A Polícia Judiciária começou a investigar quem possa estar por detrás do envio dos e-mails e as autoridades sugeriram proteção policial especial aos dez visados. O caso continua até hoje sob investigação e não se conhecem mais ações públicas da Resistência Nacional.

Na altura, o SOS Racismo caracterizou a ação direta como “parada Ku Klux Klan”, tendo ficado assim conhecida na praça pública.

A organização antirracista também anunciou a intenção de fazer queixa ao Ministério Público por ameaças à integridade física, ofensas morais e danos patrimoniais e incitamento ao ódio e à violência. Isto porque estava também em causa um outro episódio, ocorrido em julho, de vandalização da fachada do prédio da sede com a frase “guerra aos inimigos da minha terra”, no que foi entendido pelas autoridades como uma escalada da violência de extrema-direita em Portugal. 

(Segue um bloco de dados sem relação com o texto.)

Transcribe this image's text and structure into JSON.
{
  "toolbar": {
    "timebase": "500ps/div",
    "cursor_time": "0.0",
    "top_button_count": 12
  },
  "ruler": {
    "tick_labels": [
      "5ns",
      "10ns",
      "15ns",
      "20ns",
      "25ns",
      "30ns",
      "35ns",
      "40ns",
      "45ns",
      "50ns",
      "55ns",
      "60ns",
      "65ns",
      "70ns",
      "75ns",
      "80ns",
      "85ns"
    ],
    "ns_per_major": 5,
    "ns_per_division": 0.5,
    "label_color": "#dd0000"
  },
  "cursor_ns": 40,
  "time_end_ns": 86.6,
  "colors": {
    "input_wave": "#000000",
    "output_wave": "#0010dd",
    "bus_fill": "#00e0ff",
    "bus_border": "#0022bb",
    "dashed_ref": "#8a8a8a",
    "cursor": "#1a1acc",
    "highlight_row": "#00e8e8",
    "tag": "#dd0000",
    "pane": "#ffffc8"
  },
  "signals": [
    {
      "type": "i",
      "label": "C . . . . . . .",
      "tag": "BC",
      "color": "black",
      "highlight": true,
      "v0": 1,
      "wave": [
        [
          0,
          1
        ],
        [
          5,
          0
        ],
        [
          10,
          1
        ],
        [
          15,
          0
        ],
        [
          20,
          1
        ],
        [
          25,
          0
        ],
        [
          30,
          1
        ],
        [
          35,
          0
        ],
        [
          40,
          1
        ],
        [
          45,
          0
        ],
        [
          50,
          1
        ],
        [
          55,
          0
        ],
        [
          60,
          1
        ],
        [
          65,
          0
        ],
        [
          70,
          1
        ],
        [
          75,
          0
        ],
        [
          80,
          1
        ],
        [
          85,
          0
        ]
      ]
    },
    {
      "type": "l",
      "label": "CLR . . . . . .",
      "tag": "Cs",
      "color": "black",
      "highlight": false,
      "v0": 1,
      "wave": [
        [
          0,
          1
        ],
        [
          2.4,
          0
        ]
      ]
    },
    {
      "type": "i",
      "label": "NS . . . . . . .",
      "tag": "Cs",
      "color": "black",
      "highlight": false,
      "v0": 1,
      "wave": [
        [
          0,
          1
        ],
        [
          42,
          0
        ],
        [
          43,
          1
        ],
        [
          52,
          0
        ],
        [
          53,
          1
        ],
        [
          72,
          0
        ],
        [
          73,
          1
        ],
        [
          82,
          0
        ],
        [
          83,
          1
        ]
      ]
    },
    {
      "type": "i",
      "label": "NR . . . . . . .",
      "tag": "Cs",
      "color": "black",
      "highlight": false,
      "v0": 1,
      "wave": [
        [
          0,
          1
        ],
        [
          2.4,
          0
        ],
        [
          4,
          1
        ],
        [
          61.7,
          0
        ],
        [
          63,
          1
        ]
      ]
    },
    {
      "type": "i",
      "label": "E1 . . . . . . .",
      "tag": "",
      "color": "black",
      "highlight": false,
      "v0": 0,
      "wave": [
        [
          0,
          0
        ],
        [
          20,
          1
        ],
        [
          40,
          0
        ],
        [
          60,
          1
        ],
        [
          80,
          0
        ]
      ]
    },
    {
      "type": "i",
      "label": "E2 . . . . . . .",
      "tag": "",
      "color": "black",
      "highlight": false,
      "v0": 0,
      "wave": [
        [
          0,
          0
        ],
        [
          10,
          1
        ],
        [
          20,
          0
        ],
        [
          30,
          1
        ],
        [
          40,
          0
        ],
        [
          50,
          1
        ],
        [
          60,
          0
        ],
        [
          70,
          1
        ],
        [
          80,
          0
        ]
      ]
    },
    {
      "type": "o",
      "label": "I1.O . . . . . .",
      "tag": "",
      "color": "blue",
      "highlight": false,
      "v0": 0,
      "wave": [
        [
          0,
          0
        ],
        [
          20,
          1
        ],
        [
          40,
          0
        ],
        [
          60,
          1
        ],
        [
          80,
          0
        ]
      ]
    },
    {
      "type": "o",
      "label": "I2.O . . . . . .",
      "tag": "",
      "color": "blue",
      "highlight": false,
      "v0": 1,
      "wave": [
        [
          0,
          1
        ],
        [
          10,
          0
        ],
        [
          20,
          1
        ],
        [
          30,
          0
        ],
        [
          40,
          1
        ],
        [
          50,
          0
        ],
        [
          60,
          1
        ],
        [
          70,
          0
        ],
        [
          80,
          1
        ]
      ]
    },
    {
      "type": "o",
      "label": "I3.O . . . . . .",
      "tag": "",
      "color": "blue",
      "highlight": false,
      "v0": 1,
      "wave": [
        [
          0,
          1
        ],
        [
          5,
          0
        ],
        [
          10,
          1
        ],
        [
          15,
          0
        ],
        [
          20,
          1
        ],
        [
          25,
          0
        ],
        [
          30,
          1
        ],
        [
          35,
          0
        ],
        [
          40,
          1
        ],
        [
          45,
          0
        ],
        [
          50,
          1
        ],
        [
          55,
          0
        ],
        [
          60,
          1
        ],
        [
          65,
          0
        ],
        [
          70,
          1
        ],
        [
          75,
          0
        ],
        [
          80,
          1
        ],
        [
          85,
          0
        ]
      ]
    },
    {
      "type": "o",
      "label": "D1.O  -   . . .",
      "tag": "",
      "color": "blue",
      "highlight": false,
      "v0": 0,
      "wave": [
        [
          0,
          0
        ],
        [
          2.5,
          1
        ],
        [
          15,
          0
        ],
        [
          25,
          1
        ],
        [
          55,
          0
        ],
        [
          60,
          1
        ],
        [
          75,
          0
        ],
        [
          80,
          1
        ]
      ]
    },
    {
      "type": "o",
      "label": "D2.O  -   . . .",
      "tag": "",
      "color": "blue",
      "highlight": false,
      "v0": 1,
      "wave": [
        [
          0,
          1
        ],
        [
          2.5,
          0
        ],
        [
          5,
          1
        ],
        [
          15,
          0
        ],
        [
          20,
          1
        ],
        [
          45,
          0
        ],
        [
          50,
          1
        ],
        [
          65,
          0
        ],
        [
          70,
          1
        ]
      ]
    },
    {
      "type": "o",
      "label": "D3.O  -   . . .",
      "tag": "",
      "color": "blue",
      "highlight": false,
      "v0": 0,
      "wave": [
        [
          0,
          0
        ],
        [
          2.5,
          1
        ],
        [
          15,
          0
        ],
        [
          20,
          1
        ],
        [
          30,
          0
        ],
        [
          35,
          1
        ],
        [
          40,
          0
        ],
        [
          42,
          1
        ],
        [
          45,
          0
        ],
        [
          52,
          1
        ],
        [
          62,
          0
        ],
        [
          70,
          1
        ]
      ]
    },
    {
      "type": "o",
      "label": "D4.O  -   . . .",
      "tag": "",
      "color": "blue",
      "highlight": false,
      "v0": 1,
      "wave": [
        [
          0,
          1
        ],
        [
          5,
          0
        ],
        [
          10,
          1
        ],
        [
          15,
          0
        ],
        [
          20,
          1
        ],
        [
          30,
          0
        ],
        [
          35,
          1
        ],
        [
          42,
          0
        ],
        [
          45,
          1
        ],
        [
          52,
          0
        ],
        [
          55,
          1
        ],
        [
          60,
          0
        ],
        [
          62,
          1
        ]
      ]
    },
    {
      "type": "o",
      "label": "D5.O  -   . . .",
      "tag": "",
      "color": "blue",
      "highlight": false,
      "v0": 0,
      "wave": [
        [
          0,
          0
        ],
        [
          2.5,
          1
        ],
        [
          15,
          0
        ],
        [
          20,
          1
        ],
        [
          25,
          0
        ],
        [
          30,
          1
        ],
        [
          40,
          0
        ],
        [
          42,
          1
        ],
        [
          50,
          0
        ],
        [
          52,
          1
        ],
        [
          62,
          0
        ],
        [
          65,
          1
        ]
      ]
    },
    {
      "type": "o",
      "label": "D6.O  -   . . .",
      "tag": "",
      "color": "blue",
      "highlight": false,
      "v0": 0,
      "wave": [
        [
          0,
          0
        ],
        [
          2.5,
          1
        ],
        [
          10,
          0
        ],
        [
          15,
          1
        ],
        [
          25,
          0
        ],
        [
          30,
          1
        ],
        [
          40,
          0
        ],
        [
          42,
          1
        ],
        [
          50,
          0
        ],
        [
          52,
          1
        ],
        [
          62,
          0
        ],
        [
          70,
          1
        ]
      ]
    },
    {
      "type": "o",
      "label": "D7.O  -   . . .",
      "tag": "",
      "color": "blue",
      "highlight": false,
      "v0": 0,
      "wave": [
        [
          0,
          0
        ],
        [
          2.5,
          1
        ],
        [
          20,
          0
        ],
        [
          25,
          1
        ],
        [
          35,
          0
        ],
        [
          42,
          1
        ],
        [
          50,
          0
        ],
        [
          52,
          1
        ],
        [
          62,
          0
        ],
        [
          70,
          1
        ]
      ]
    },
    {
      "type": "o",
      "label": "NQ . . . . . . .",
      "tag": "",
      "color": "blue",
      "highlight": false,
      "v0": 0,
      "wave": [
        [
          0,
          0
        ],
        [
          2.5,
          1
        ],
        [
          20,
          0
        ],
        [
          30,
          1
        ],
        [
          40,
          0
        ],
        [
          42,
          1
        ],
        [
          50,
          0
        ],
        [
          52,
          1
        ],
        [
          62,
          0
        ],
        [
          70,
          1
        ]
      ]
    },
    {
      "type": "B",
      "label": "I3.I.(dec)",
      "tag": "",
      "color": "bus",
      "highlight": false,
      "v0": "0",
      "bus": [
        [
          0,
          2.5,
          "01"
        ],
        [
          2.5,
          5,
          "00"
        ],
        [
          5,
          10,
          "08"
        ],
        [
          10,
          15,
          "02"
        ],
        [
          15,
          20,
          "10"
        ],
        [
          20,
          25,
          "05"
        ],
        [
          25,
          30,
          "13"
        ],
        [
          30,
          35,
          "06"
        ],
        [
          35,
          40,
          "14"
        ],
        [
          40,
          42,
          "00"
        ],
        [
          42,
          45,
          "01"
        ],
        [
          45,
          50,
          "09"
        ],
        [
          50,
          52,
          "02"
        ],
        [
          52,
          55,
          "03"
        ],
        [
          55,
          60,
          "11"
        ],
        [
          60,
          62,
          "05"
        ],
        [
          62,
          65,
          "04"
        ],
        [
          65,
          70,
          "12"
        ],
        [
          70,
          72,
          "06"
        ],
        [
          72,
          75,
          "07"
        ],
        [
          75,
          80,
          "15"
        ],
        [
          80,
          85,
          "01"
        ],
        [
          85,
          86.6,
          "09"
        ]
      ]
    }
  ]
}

A atenção mediática, um dos objetivos da Resistência Nacional pôs as autoridades no seu encalço e o grupo acabou por se desmembrar, ou pelo menos a não ter qualquer atividade pública, dando a entender ter desaparecido. No entanto, um dos seus elementos mais entusiastas, Alexandre Santos, não ficou com a sua militância parada. É mais um exemplo de como grupos de extrema-direita nascem e morrem para depois outros serem fundados, com os seus elementos a circularem por este universo. 

Entre janeiro e fevereiro de 2021, Alexandre Santos fundou o grupo de extrema-direita Força Nova, com o secretário-geral a ser Artur Miguel Rodrigues Costa. O grupo segue o identitarismo da terceira posição, inspirada no ideólogo neofascista Julius Evola, da italiana Fuerza Nova e tem estabelecido ligações internacionais com as várias filiais nacionais deste partido. Os militantes portugueses já participaram em debates organizados pelos italianos e são próximos do grupo internacional Europa Terra Nostra

O estreitar de relações não se fica apenas pelo palco internacional. No plano nacional, Alexandre Santos aproximou-se de João Martins, conhecido militante identitário e responsável pelo assassínio de Alcindo Monteiro, em 1995, e que já participou em debates e ações de rua da Força Nacional.